Dès l’ouverture, c’est une véritable gifle auditive. Kaity Heart s’empare du micro avec une assurance magnétique qui rappelle les grandes prêtresses du rock d’arène, livrant un cri d’indépendance viscéral et sans concession. « Pourquoi me faire choisir quand je peux avoir le monde ? » lance-t-elle, transformant une simple ligne de texte en un manifeste d’insoumission. Sa voix, à la fois éraillée et puissante, survole la composition avec une aisance qui force le respect et capte l’attention dès la première seconde.
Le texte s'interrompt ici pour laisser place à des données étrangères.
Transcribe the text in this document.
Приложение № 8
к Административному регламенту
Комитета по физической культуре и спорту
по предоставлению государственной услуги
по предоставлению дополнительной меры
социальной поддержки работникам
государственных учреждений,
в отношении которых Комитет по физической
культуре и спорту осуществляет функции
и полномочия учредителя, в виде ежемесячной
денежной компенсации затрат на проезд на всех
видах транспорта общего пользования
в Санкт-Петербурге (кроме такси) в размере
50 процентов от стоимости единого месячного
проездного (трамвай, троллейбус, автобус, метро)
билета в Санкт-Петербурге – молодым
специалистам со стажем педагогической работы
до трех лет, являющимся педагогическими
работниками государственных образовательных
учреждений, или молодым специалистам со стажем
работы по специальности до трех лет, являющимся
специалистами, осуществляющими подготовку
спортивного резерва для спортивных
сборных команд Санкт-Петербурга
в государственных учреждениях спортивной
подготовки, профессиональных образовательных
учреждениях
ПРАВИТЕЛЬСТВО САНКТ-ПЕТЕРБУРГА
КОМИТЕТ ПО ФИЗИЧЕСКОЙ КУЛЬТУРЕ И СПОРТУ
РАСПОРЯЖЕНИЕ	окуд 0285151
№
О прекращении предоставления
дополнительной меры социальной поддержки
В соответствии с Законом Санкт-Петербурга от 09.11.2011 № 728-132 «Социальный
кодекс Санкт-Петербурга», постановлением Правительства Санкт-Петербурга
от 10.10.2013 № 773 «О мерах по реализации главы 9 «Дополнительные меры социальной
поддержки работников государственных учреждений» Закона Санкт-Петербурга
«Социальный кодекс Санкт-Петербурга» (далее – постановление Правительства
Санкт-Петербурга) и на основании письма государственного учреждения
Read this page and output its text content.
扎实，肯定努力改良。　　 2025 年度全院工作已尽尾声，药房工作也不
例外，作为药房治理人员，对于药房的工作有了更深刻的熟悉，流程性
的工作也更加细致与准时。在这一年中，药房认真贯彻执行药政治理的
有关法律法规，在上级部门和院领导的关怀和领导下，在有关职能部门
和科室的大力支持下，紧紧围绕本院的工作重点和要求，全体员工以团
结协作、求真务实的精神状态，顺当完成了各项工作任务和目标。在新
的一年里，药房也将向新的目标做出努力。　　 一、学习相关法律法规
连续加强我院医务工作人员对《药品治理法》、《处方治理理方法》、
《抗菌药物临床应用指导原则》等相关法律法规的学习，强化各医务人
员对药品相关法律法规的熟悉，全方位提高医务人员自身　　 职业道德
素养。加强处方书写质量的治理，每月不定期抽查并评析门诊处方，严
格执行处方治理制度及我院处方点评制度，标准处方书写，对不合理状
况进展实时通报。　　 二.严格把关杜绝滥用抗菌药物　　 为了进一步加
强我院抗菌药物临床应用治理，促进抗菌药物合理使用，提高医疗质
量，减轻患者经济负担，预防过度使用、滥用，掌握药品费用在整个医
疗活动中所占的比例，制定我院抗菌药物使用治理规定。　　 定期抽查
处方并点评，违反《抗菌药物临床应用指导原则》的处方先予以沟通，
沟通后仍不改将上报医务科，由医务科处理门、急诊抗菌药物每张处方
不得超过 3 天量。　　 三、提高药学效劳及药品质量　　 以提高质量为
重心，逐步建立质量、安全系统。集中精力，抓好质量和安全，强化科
Autour de cette présence vocale incendiaire, les guitares de James Gross et Mike Schmidt tricotent des riffs épais et entêtants, portés par une section rythmique qui cogne avec une précision chirurgicale. On sent ici l’influence des sessions studio à l’ancienne, où l’énergie du groupe prime sur la retouche numérique. Le groove est implacable, soutenu par une basse ronde et des percussions qui résonnent comme un battement de cœur tribal, offrant au morceau une assise monumentale.
En fin de compte, on ne se contente pas d’écouter « Wild », on le subit comme une décharge d’adrénaline nécessaire en plein milieu de la poitrine. C’est une œuvre brute, fière, et d’une efficacité redoutable pour quiconque cherche encore un soupçon de danger et d’authenticité dans sa discothèque. Sunflower Fox and the Chicken Leg signent ici une pièce maîtresse qui prouve que le rock, lorsqu’il est joué avec autant de conviction, reste la forme d’expression la plus sauvage qui soit.